Population of savers has declined to 68.1 percent for the first time since 2009. About 16.6 percent of borrowers completely defaulted on their loans compared to 10.7 percent in 2021, a situation contributing to the high gross non-performing loans (NPLs) to gross loans - NPLs stood at 16.5 percent in October 2024.

The Monetary Policy Committee (MPC) recently confirmed this gloomy backdrop noting economic growth in the first half of 2024 had decelerated, with real global domestic product (GDP) growth averaging 4.8 percent compared to 5.5 percent in the first half of 2023. Tough times.

Nevertheless, 2025 may offer some relief going by the recent dovish MPC statement. To quote, “there was scope for a further easing of the monetary policy stance to support economic activity, while ensuring exchange rate stability.”

The MPC cut the Central Bank Rate (CBR) from 12 percent to 11.25 percent in their December 5, meeting. I think the apex bank sees the economic pain and desires a better economic landscape. I also believe they understand that communicating their view of a complex economic picture is key.

Serving dovish sounding statements, for instance, hints at a collective bias towards lower rates. More importantly, they allow the market to lead by betting on an easy monetary policy.

If the (global/country) metrics keep improving and MPC pushes lower, two things highlighted in the FinAccess report may need to align for a broader effect.

One, with 51 percent respondents ceasing investing due to affordability, underscoring the significant impact of economic contraction, industry players may need to make their products more affordable.

Respondents cited shares and treasuries as still the main investment options.
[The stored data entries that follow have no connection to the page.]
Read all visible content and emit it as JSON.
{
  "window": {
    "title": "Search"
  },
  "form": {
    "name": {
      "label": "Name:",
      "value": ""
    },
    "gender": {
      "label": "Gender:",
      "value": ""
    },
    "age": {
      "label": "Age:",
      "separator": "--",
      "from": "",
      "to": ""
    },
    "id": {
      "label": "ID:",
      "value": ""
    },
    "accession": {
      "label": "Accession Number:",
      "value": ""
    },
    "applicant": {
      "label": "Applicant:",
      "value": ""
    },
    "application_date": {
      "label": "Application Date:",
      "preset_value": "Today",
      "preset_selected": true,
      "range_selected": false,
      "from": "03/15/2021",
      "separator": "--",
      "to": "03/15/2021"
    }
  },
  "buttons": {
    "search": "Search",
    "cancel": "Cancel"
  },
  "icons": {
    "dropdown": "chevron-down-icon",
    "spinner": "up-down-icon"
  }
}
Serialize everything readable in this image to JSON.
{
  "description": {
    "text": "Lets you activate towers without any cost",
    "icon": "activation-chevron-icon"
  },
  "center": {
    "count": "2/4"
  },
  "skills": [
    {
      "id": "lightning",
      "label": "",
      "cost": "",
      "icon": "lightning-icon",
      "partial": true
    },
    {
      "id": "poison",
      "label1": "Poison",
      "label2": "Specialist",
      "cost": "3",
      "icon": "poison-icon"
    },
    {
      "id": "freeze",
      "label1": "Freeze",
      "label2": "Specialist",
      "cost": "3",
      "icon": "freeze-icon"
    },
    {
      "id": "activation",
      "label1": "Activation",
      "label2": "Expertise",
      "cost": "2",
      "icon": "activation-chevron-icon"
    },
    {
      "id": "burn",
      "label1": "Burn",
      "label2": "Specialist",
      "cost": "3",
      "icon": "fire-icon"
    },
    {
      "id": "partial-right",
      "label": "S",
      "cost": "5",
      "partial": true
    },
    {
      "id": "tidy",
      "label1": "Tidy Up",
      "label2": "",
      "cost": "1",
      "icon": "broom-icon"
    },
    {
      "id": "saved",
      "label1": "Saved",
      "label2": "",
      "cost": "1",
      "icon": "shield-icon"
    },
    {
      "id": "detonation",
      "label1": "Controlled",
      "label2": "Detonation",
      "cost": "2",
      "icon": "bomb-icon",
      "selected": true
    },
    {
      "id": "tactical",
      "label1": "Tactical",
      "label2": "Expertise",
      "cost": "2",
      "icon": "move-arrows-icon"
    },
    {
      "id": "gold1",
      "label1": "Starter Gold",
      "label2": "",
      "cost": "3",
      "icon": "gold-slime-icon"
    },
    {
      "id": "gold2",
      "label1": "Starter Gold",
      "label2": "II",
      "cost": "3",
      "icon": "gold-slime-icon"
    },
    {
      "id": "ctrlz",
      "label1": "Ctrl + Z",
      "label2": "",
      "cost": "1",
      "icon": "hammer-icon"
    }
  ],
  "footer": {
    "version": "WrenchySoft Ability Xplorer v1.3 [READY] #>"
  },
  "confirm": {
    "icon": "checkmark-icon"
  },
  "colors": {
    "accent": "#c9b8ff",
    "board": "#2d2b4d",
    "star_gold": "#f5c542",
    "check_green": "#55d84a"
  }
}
This preference indicates that traditional financial instruments remain a core focus for most investors.

Stocks have experienced a great resurgence already at 18 percent year to September 2024. Investor wealth increased by Sh237 billion in this period. Yields on treasuries, although trekking lower in past few weeks, still remain attractively high.

Two, with 9.2 percent of the respondents stating that they don’t trust their investment providers (partly explaining why friends and family are relied upon as a significant source of financial advice second to self-reliance - 37.3 percent of respondents relying on themselves), investment providers need to do more to bridge this trust gap.

No doubt, the central bank’s key to a strong performance. This month’s cut already brought a touch of Christmas cheer. Investors will be keeping their eyes and ears open for more good news starting with the next scheduled MPC meeting in February 2025.